Jurors find Allen County man not guilty of assault charge

LIMA — Jurors deliberated for less than two hours Tuesday before returning guilty verdicts on charges of robbery and grand theft of a motor vehicle against an Allen County man charged with commandeering a vehicle and crashing it into a grain elevator in Cairo in October of 2022, causing serious injuries to an employee there.

On an additional charge of felonious assault, the most serious of the three counts, jurors found rural Cairo resident Derek Tussing not guilty.

Tussing, 32, told jurors in Allen County Common Pleas Court he was high on methamphetamines and was experiencing hallucinations at the time of the incident. He testified that he believed his daughter was being held hostage atop a catwalk atop the grain bins at the elevator.

During his time on the witness stand Tuesday, Tussing admitted approaching a woman he did not know who was in a car near the elevator for help. When she rejected his pleas, Tussing said he climbed into an unoccupied truck and rammed it into a silo at the elevator. In the process the truck struck Richard Stemen, an employee at the Cairo Grain Elevator, and left him with life-threatening injuries.

Tussing was indicted by a grand jury in February of this year on charges of robbery, grand theft of a motor vehicle and felonious assault. His trial began Monday in the courtroom of Judge Terri Kohlrieser.

Tuesday’s testimony was contentious as Kohlrieser repeatedly admonished Tussing for speaking with family members and prosecutors during the proceedings. Defense attorney Kenneth Rexford also clashed with the judge after Tussing volunteered that his actions on the day in question amounted to what he now knows to be “complete insanity.”

Kohlrieser chastised Rexford for allowing any suggestion of “insanity” or “mental illness” to be brought before jurors. She said the defendant’s state of mind on Oct. 29, 2022, was a result of his choice to ingest illicit drugs and was not a permitted line of defense.

“There is no law in Ohio that negates voluntary intoxication if drugs are purchased from an illegal source,” the judge said.

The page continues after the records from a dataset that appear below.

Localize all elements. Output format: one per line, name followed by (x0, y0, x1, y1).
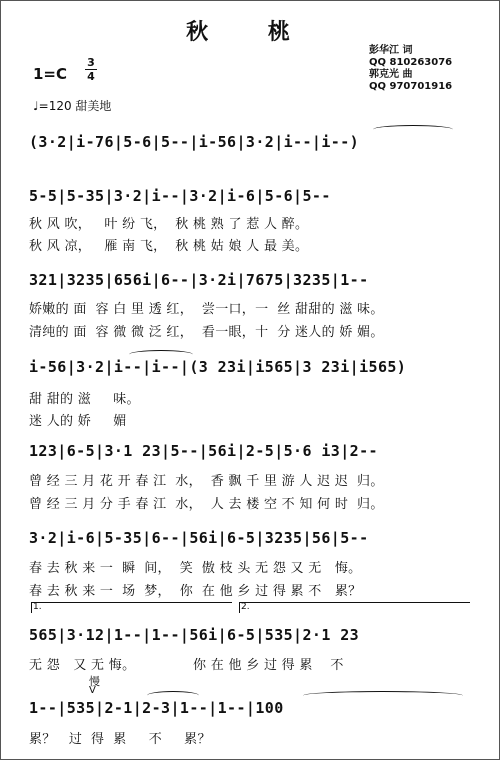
notation-line-7: 565|3·12|1--|1--|56i|6-5|535|2·1 23 (29, 626, 360, 644)
notation-line-2: 5-5|5-35|3·2|i--|3·2|i-6|5-6|5-- (29, 187, 331, 205)
volta-2-label: 2. (241, 602, 250, 612)
lyric-line-4a: 甜 甜的 滋 味。 (29, 392, 140, 407)
tie-arc (147, 691, 199, 700)
volta-bracket-1 (31, 602, 232, 613)
composer: 郭克光 曲 (369, 69, 413, 80)
lyric-line-3a: 娇嫩的 面 容 白 里 透 红， 尝一口，一 丝 甜甜的 滋 味。 (29, 302, 384, 317)
time-signature (85, 57, 97, 82)
notation-line-8: 1--|535|2-1|2-3|1--|1--|100 (29, 699, 284, 717)
notation-line-6: 3·2|i-6|5-35|6--|56i|6-5|3235|56|5-- (29, 529, 369, 547)
tie-arc (303, 691, 463, 700)
slow-marking: 慢 (89, 675, 100, 688)
notation-line-4: i-56|3·2|i--|i--|(3 23i|i565|3 23i|i565) (29, 358, 407, 376)
tie-arc (373, 125, 453, 134)
lyric-line-8: 累？ 过 得 累 不 累？ (29, 732, 211, 747)
notation-line-5: 123|6-5|3·1 23|5--|56i|2-5|5·6 i3|2-- (29, 442, 378, 460)
lyric-line-3b: 清纯的 面 容 微 微 泛 红， 看一眼，十 分 迷人的 娇 媚。 (29, 325, 384, 340)
lyric-line-4b: 迷 人的 娇 媚 (29, 414, 127, 429)
notation-line-3: 321|3235|656i|6--|3·2i|7675|3235|1-- (29, 271, 369, 289)
notation-line-1: (3·2|i-76|5-6|5--|i-56|3·2|i--|i--) (29, 133, 360, 151)
meter-bottom: 4 (87, 70, 95, 83)
credits (369, 45, 452, 93)
lyricist-qq: QQ 810263076 (369, 57, 453, 68)
lyric-line-6a: 春 去 秋 来 一 瞬 间， 笑 傲 枝 头 无 怨 又 无 悔。 (29, 561, 362, 576)
key-signature: 1=C (33, 65, 68, 83)
lyric-line-5a: 曾 经 三 月 花 开 春 江 水， 香 飘 千 里 游 人 迟 迟 归。 (29, 474, 384, 489)
composer-qq: QQ 970701916 (369, 81, 453, 92)
meter-top: 3 (87, 56, 95, 69)
tempo-marking: ♩=120 甜美地 (33, 99, 112, 113)
lyric-line-6b: 春 去 秋 来 一 场 梦， 你 在 他 乡 过 得 累 不 累？ (29, 584, 362, 599)
song-title: 秋 桃 (186, 20, 316, 45)
lyric-line-5b: 曾 经 三 月 分 手 春 江 水， 人 去 楼 空 不 知 何 时 归。 (29, 497, 384, 512)
volta-bracket-2 (239, 602, 470, 613)
lyric-line-2b: 秋 风 凉， 雁 南 飞， 秋 桃 姑 娘 人 最 美。 (29, 239, 309, 254)
lyric-line-7: 无 怨 又 无 悔。 你 在 他 乡 过 得 累 不 (29, 658, 344, 673)
volta-1-label: 1. (33, 602, 42, 612)
breath-mark: V (89, 685, 96, 696)
tie-arc (129, 350, 193, 359)
lyric-line-2a: 秋 风 吹， 叶 纷 飞， 秋 桃 熟 了 惹 人 醉。 (29, 217, 309, 232)
lyricist: 彭华江 词 (369, 45, 413, 56)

Earlier during Tuesday’s proceedings Deputy Alan Ogle of the Allen County Sheriff’s Office testified that upon his arrival at the grain elevator on the day in question Tussing was lying on the ground with another deputy standing over him with his service weapon drawn. Jurors then watched cruiser dash camera footage of Tussing attempting to flee from deputies on foot before being Tased, falling to the ground and being taken into custody.